Our chair is significantly involved in 4 of 9 paths of the Cluster of Excellence Center for Advancing Electronics Dresden (cfAED).
Information processing is currently dominated by complementary metal oxide semiconductor (CMOS) technology. Since the 1960s the advancements in electronics due to scaling of integration densities along Moore's law have established a general expectation for very short innovation cycles with ever-new application possibilities. Indeed, the huge advancement of electronics over the past decades has been the driving force for innovation in various application fields and has significantly shaped the world we live in today. As CMOS technology is reaching atomic boundaries, it increasingly fails to deal with the negative impacts on device behavior due to shrinkage (short channel effects, leakage, etc.), and Moore's law is projected to end. Thus, it is accepted that long-term innovation in electronics cannot be based solely on higher planar integration densities. Instead, new ways must be found to address current and future challenges of electronic information processing systems: physical size, speed, energy efficiency, new functionality, self-assembly/-organization, adaptivity, resilience, cost.

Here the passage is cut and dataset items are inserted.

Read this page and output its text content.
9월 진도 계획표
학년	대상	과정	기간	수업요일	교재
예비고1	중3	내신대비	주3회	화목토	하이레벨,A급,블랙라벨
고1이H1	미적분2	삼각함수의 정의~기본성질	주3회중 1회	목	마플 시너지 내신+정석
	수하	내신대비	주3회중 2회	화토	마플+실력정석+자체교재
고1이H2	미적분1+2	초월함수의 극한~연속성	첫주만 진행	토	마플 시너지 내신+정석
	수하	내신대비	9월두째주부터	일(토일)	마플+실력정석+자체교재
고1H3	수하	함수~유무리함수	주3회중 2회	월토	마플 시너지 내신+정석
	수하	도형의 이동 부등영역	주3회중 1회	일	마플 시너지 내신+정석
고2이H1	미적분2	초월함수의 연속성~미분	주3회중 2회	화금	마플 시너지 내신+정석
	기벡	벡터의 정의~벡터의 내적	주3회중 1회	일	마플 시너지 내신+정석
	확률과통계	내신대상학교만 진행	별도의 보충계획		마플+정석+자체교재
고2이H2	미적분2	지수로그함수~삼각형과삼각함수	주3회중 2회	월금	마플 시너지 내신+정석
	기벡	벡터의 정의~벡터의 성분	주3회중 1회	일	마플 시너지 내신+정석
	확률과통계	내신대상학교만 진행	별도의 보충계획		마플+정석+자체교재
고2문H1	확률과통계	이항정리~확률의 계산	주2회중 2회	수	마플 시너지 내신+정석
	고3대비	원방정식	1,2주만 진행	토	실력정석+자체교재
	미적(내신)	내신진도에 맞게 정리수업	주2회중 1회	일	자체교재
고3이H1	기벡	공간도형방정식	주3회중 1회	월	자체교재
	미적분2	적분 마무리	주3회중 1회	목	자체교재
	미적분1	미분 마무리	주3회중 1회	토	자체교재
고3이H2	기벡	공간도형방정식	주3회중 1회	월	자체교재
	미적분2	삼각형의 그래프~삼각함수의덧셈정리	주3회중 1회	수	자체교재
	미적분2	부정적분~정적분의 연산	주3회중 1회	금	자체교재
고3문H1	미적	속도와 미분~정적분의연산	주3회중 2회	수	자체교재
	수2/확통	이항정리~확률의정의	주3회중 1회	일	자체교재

Currently, there is still room for improvement in CMOS technology and industry roadmaps reach out to 2022. The past decade has seen significant advances in new materials, which have led to many promising discoveries. While material research needs to continue, some discoveries have now reached a point that warrants exploring device fabrication, circuits, and information processing systems for potential applications. As CMOS scaling is projected to end soon after 2020, industry will stop being preoccupied with advancing CMOS and will eagerly look out for new ideas. Given these two developments, we believe that university-based research now has a unique opportunity to integrate discoveries on new materials and technological innovations with the potential for advancing electronic information processing beyond 2020.
Specifically, it is the vision of cfAED that future CMOS technology will be complemented with new technologies (augmented CMOS), resulting in heterogeneous architectures to form highly efficient information processing environments.
Already today, impairments of the underlying semiconductor technology (e.g., probabilistic device behavior) have to be compensated by robust system designs compromising the achievable performance increases. Thus, high impact breakthroughs that are based on new materials can only be achieved if complete system solutions are considered: from materials all the way to large-scale integrated processing systems. We therefore comprehensively address all three Abstraction Layers: Materials & Functions, Devices & Circuits, and Information Processing.
It is the unique approach of our Cluster of Excellence to drive forward several different technology candidates, inspired by new materials, to a state where information processing becomes possible and to prepare for their integration in heterogeneous large-scale processing systems. We refer to our research areas as Research Paths to highlight the exploratory dynamic character in search of breakthroughs. By implementing this more shots on goal approach, we want to maximize the chances for high impact technological breakthroughs and will greatly benefit from the various possibilities for cross-fertilization between the Paths.